Confused about SSL, Keys and Cert ...

I have read that for SSL I just need to buy a private and public key and I don't need anything else but my host says that I have to buy "security certificate" and a "dedicated IP".
but some pals say that I can use a "shared ssl" and others say that I can find it all for free.

I am realy confused. Could somebody give me an step by step guide on How to have that security icon at the buttom of the browser and an https://.

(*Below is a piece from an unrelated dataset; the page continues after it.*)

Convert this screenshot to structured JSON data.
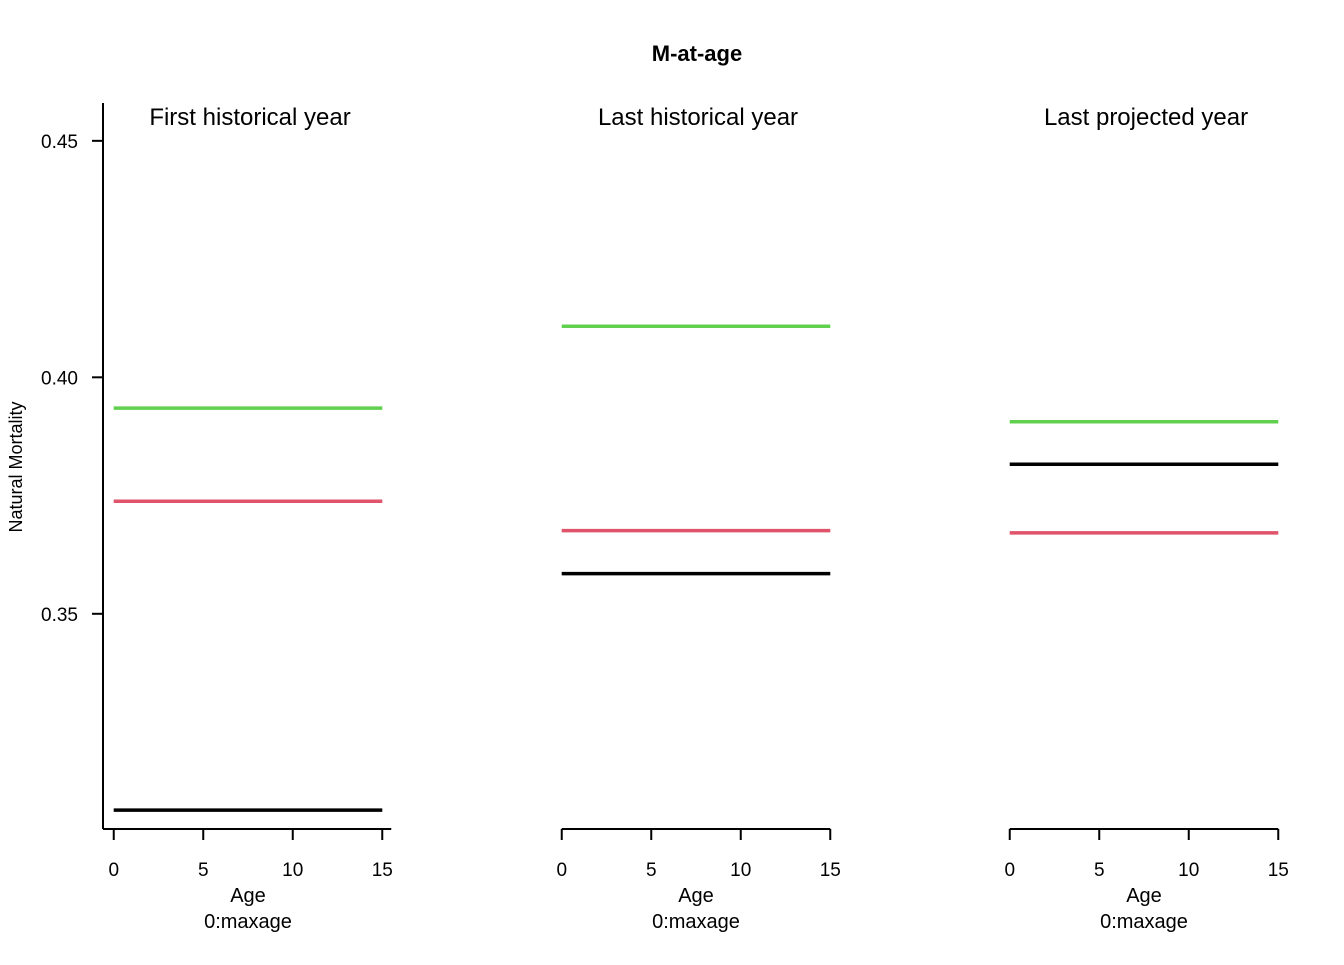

You don't buy a private and a public key, you buy a key-pair (they are inextricably mated together). You MUST have a dedicated IP address in order to have a meaningful cert as it is part of the cert's formation. I believe you can update the cert (I don't remember off hand how the entire handshake process works) to reflect a change in IP for free, but I am sure that there is a limited number of times you can do that and hosting via a cable/DSL modem that is constantly changing IPs is likely to be more than the allowed number. You can create a self-signed cert (most browsers will popup a warning that it is a self-signed cert), but that won't help you as your IP changes, but I believe all the user gets is a warning that the IP/name does not match the cert. If all you want is encrypted communication, a self-signed cert is fine and does not cost a penny. Regarding HTTPS, that is a separate web server (though some versions will listen on the secure and non-secure ports, but it is probably best to have separate servers (software server, not physical server)) running on your box that is configured for the HTTPS protocol and has the cert embedded in it (self-signed or otherwise). How to implement that is specific to the server, read the manual. Many free servers lack HTTPS, the protocol is much more complex than plain HTTP, but I am pretty sure that Apache has it embedded.